For generations, popcorn has ruled as the king of fresh-made snacks. It certainly has roots far deeper in American culture than hot dogs or apple pie. In fact, English settlers who arrived on the Mayflower were introduced to popcorn at the first Thanksgiving Feast at Plymouth, Mass.
Today, no movie theater experience would be complete without a bucket of hot, fresh popcorn. The same is true at home. Americans consume 63 quarts per man, woman, and child each year, according to the Popcorn Board. Approximately 70% of that is purchased at retail stores in both raw and popped form, and eaten at home.
What makes popcorn special is not so much the quantity consumed, or its lengthy history. It’s this: popcorn is the only snack food that Americans primarily make from scratch. Home hot-air poppers, stovetop poppers, and a wide variety of industrial-strength foodservice poppers are an integral part of the American cultural scene. For more than 300 years, popcorn alone has maintained this status.

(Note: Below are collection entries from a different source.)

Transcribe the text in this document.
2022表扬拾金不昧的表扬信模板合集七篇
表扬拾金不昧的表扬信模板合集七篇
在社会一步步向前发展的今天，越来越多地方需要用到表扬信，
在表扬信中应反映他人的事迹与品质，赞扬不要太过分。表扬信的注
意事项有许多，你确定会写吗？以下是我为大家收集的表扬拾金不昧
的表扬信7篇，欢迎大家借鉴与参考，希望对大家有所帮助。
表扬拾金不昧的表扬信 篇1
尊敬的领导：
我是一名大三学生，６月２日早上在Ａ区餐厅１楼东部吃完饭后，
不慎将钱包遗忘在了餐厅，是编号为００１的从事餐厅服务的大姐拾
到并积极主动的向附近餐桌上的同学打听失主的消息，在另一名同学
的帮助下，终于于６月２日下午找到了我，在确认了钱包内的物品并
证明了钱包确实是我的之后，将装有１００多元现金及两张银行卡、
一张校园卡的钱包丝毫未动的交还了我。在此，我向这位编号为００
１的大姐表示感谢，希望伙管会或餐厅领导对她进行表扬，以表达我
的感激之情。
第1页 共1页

Now, for the first time, a serious competitor is poised to challenge the king. “Third-generation” snacks, sometimes referred to as semi or half products, are a hit in Europe and about to hit the American market. These snacks are the product of new twin-screw extrusion technology, innovative food formulations, and new appliance technology for both home and foodservice.

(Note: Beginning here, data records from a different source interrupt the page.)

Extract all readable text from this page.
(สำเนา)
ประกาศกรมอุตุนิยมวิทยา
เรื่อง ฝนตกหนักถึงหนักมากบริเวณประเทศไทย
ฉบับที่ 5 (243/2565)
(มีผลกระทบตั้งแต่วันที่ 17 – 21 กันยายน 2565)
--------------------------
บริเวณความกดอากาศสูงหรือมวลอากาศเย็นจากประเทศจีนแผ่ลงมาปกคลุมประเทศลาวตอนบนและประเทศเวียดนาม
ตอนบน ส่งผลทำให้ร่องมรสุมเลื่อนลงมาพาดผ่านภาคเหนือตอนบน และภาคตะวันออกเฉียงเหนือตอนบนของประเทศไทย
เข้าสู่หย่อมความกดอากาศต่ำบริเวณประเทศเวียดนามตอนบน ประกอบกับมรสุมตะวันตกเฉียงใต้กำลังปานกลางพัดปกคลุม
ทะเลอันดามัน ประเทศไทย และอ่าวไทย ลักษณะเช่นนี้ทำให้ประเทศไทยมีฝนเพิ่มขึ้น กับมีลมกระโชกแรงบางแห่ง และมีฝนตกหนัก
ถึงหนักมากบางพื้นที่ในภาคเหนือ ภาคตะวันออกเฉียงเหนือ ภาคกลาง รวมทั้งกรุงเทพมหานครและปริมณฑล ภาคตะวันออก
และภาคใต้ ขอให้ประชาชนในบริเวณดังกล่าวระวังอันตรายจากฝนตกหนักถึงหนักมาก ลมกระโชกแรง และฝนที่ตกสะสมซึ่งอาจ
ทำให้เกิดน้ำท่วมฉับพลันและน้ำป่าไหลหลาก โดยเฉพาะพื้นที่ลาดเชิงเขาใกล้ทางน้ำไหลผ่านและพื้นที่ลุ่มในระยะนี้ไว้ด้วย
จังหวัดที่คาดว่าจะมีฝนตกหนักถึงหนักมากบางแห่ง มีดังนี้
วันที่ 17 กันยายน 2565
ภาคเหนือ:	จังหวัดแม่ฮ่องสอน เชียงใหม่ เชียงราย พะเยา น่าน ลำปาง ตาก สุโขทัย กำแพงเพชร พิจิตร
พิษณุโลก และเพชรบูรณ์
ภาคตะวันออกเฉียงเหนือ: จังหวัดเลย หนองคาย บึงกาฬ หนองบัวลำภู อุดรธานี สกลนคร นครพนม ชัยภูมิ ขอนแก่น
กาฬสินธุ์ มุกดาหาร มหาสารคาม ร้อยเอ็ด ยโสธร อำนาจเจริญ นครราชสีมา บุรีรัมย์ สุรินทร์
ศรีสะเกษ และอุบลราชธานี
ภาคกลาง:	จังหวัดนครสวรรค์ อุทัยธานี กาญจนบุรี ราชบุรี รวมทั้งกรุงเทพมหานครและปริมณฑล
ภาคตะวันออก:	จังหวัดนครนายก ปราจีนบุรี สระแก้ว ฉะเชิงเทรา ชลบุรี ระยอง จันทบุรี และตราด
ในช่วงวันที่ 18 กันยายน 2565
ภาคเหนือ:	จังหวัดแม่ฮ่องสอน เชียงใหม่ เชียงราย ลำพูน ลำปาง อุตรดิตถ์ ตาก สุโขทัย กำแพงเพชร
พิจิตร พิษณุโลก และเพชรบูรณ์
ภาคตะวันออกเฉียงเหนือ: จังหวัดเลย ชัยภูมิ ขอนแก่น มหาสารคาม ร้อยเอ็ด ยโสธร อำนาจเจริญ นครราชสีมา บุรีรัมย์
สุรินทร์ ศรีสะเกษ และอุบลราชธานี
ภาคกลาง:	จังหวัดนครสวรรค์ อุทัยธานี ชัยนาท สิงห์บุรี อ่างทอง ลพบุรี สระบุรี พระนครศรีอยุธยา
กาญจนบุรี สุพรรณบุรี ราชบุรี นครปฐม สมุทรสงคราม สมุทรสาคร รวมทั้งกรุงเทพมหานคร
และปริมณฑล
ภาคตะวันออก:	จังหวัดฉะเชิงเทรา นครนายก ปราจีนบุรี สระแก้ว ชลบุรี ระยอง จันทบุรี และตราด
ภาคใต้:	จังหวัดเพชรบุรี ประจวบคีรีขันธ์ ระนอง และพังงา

Here’s how it works. Following extrusion cooking and forming, third-generation snack pellets are dried, reaching their final texture. The pellets are packaged at this point and distributed. At home or in the movie theater, the pellets are popped in hot oil or puffed in a hot-air stream, according to extruder manufacturer Wenger Manufacturing, Inc., Sabetha, Kan. While Europeans generally like the hot oil variety, most development work in the U.S. is aimed at the healthier hot-air style.

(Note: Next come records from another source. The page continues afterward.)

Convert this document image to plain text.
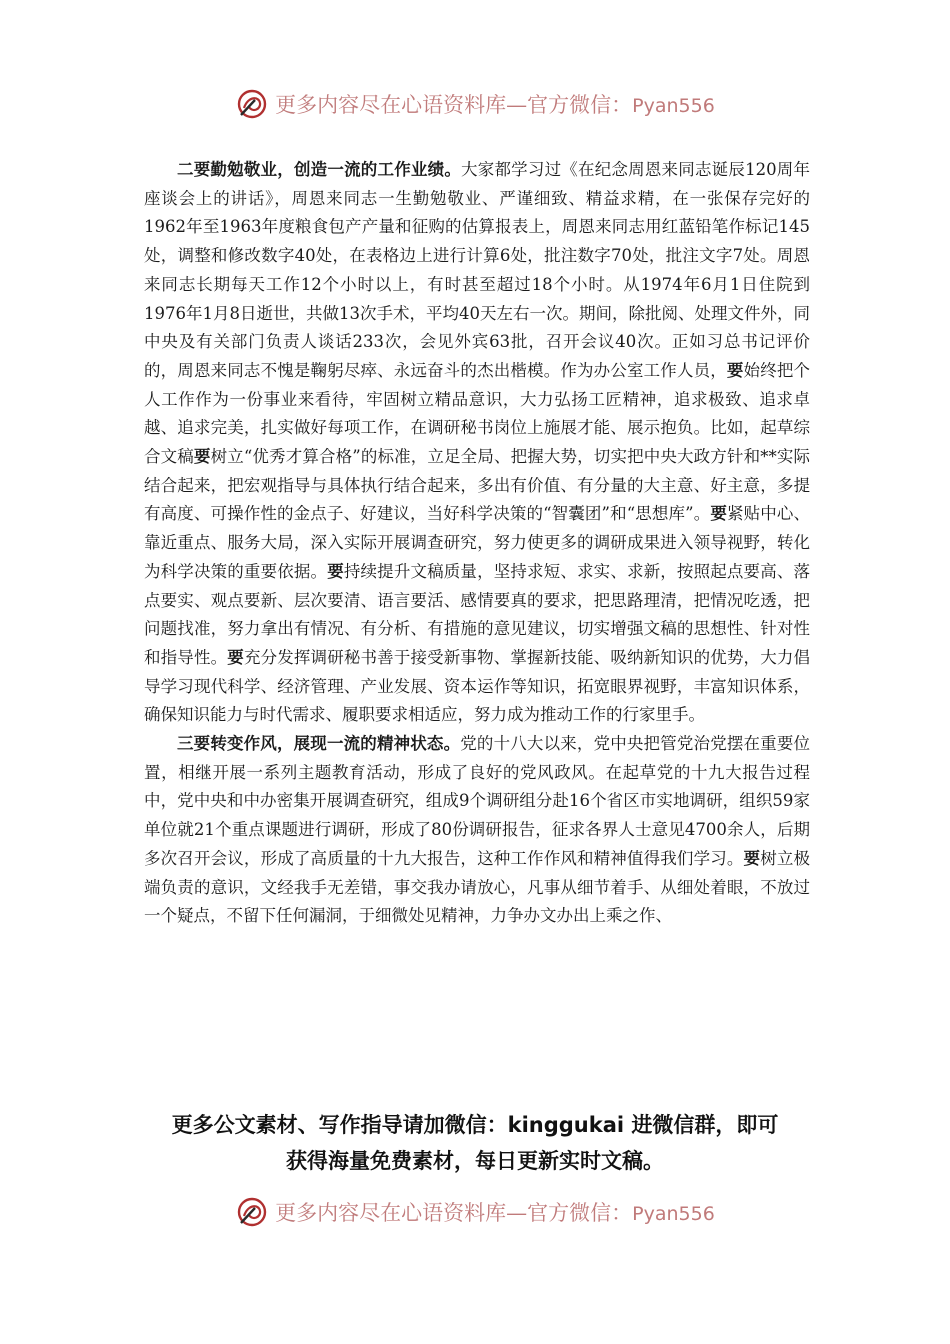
更多内容尽在心语资料库—官方微信：Pyan556

二要勤勉敬业，创造一流的工作业绩。大家都学习过《在纪念周恩来同志诞辰120周年座谈会上的讲话》，周恩来同志一生勤勉敬业、严谨细致、精益求精，在一张保存完好的1962年至1963年度粮食包产产量和征购的估算报表上，周恩来同志用红蓝铅笔作标记145处，调整和修改数字40处，在表格边上进行计算6处，批注数字70处，批注文字7处。周恩来同志长期每天工作12个小时以上，有时甚至超过18个小时。从1974年6月1日住院到1976年1月8日逝世，共做13次手术，平均40天左右一次。期间，除批阅、处理文件外，同中央及有关部门负责人谈话233次，会见外宾63批，召开会议40次。正如习总书记评价的，周恩来同志不愧是鞠躬尽瘁、永远奋斗的杰出楷模。作为办公室工作人员，要始终把个人工作作为一份事业来看待，牢固树立精品意识，大力弘扬工匠精神，追求极致、追求卓越、追求完美，扎实做好每项工作，在调研秘书岗位上施展才能、展示抱负。比如，起草综合文稿要树立“优秀才算合格”的标准，立足全局、把握大势，切实把中央大政方针和**实际结合起来，把宏观指导与具体执行结合起来，多出有价值、有分量的大主意、好主意，多提有高度、可操作性的金点子、好建议，当好科学决策的“智囊团”和“思想库”。要紧贴中心、靠近重点、服务大局，深入实际开展调查研究，努力使更多的调研成果进入领导视野，转化为科学决策的重要依据。要持续提升文稿质量，坚持求短、求实、求新，按照起点要高、落点要实、观点要新、层次要清、语言要活、感情要真的要求，把思路理清，把情况吃透，把问题找准，努力拿出有情况、有分析、有措施的意见建议，切实增强文稿的思想性、针对性和指导性。要充分发挥调研秘书善于接受新事物、掌握新技能、吸纳新知识的优势，大力倡导学习现代科学、经济管理、产业发展、资本运作等知识，拓宽眼界视野，丰富知识体系，确保知识能力与时代需求、履职要求相适应，努力成为推动工作的行家里手。

三要转变作风，展现一流的精神状态。党的十八大以来，党中央把管党治党摆在重要位置，相继开展一系列主题教育活动，形成了良好的党风政风。在起草党的十九大报告过程中，党中央和中办密集开展调查研究，组成9个调研组分赴16个省区市实地调研，组织59家单位就21个重点课题进行调研，形成了80份调研报告，征求各界人士意见4700余人，后期多次召开会议，形成了高质量的十九大报告，这种工作作风和精神值得我们学习。要树立极端负责的意识，文经我手无差错，事交我办请放心，凡事从细节着手、从细处着眼，不放过一个疑点，不留下任何漏洞，于细微处见精神，力争办文办出上乘之作、

更多公文素材、写作指导请加微信：kinggukai 进微信群，即可
获得海量免费素材，每日更新实时文稿。
更多内容尽在心语资料库—官方微信：Pyan556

When puffed, the products can be salted and flavored, or dipped. Puffed breakfast cereals also are possible.
Third-generation snacks have long-term storage stability and high bulk density, which increases packaging efficiency. This creates a marketing dimension similar to that for raw popcorn. The versatility and wide range of unique final products also yield a higher gross profit than standard direct expanded snacks.
Several different raw materials may be mixed together to make a suitable recipe for third-generation snacks, according to Wenger. This includes functional formulations that focus on health and nutrition. A typical recipe for snack pellets might include 55% modified cornstarch, 28% modified wheat starch, 16% tapioca starch, and 1% emulsifier. Generally, levels of 60% or less of total starch in the recipe will give only slight expansion and will yield a final product with a hard and crunchy texture after frying or popping. An example of this would be mainly whole ground corn such as a corn chip snack. Conversely, as the total starch level exceeds 60%, the final product will expand more, resulting in a light, “frothy” texture, the company claims.
This versatility gives third-generation snacks an edge over popcorn, as does the ability to create an unlimited variety of shapes, while the need for specialized popping equipment and the more general challenge of introducing the concept to consumers represent considerable challenges.
Taking on this challenge is entrepreneur Jon Tedesco, founder of Munchables, Inc., Corona, Calif. (www.munchables.com). His company has developed a complete “Snack Factory” concept that includes packaged snack pellets and a patented convection-type food preparation system. The concept was hatched five years ago and will be formally launched later this year to coincide with the Christmas/New Year holiday season.
“Third-generation snacks have really never caught on in the U.S. yet,” Tedesco said, “but the manufacturers who have worked with us are anxious to see what happens. We may have found the best way to market lots of third-generation product.”
While he didn’t specify the details of the Munchables marketing plan, the initial thrust will aim at retail consumers. An extensive infomercial is featured on the company’s Web site and may later appear on television, in which the system is demonstrated. The company also is in the process of lining up regional distributors. It hopes to sell the system once, and then perpetuate sales of snack foods via direct and retail sales. “We’re not going to charge a lot for the appliance. Our goal is to get a lot of appliances into kitchens and then stress food sales,” Tedesco said.
Pending the results of the retail launch, Tedesco has plans to move into the foodservice arena where he envisions Munchables being popped right next to the popcorn.
Partnering with Munchables is Tsann Kuen Enterprise Co., Ltd., of Taiwan, the same OEM appliance manufacturer that builds the hot-selling George Foreman Grill. “When they saw our crude prototype a few years ago, they got real excited, so they threw their hat in the ring and helped us develop what is now our finished home unit,” Tedesco said.
By this time next year, third-generation snacks may be on their way to carving out a slice of the $60 billion U.S. snack food market. At that point, Tedesco’s success may also be his biggest challenge, as competition from major snack food marketers will be fierce and formidable.
No one seems to know exactly where the term third-generation came from. Tedesco has been trying to find out for more than five years, with no success. “There’s no consensus around the world, no one agrees on where it actually got started,” he said.
At this point, no one exactly knows where it’s headed, either.